Digested solids remaining are dewatered in a centrifuge (Westfalia) and a rotary drum dryer (Baker-Rullman). The resulting Class A EQ biosolids can be used as fertilizer.

Over time, every facet of the facility has seen improvements, many accomplished before her tenure. Improvements to the plant on her watch include a major renovation of the pumping station along a 9-foot interceptor pipe to more efficiently bring the influent to the plant.

“We have continuously improved our design flow, meaning the maximum flow we can take into the facility,” she says. “It was less than 100 mgd, and now we’re at 165 mgd. We’ve added tankage and made process adjustments so we can take more flow in, and we’ve improved our pumping capacity.”


When Cousens started her environmental engineering studies, she was one of only a few women in her class. “It was still a newer thought for women to be in the field, but I saw a lot of opportunity,” she says. “I worked hard. I pursued my master’s degree, my operator’s license, and my professional engineering license.

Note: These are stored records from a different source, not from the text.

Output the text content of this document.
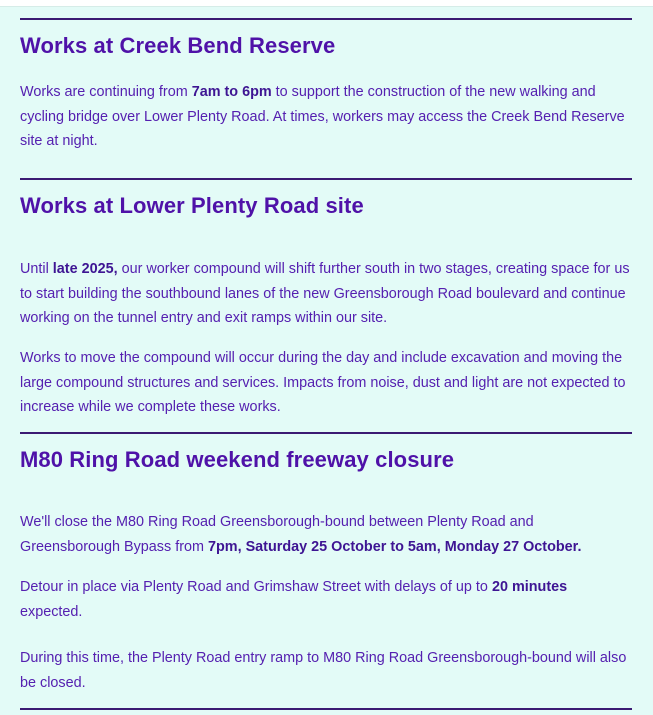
Works at Creek Bend Reserve

Works are continuing from 7am to 6pm to support the construction of the new walking and cycling bridge over Lower Plenty Road. At times, workers may access the Creek Bend Reserve site at night.

Works at Lower Plenty Road site

Until late 2025, our worker compound will shift further south in two stages, creating space for us to start building the southbound lanes of the new Greensborough Road boulevard and continue working on the tunnel entry and exit ramps within our site.

Works to move the compound will occur during the day and include excavation and moving the large compound structures and services. Impacts from noise, dust and light are not expected to increase while we complete these works.

M80 Ring Road weekend freeway closure

We'll close the M80 Ring Road Greensborough-bound between Plenty Road and Greensborough Bypass from 7pm, Saturday 25 October to 5am, Monday 27 October.

Detour in place via Plenty Road and Grimshaw Street with delays of up to 20 minutes expected.

During this time, the Plenty Road entry ramp to M80 Ring Road Greensborough-bound will also be closed.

I knew there were things I needed to obtain to be successful in this industry, and I just kept reaching out and working on those.”

She started working on her master’s immediately after graduating from college, taking classes at night while working for CDM Smith and then Charles River. “It was a lot of schooling and a lot of exams,” she says. “I got all that out of the way before I started my family,” which now includes two sons, 11 and 14.

“The opportunities are very good for women in this industry,” she says. “It’s an excellent field, especially as you move into more of an administrative role. It requires many facets, including communication, technical ability and collaboration with cities, towns and regulatory agencies. For someone interested in water or wastewater, it’s an excellent field, male or female.”


Nevertheless, bringing new people into the field isn’t easy. “I would say one of the biggest challenges is making sure we have enough staff and trained staff. That’s been a problem across many industries, but it has hit the wastewater industry as well.”

To bolster recruiting, the district recently reached out to a vocational school about setting up a co-op program for maintenance, operations and laboratory jobs. “We definitely need to make more of an effort to expose high schoolers to this career path,” says Cousens.

The district also gives tours to groups of elementary, high school and college students. As her own career demonstrates, sometimes those tours can make a significant impact.

Cousens was deeply humbled by the Hatfield Award: “I felt really honored that my peers nominated me. It validates that hard work and commitment to the industry, and to this work, is recognized.”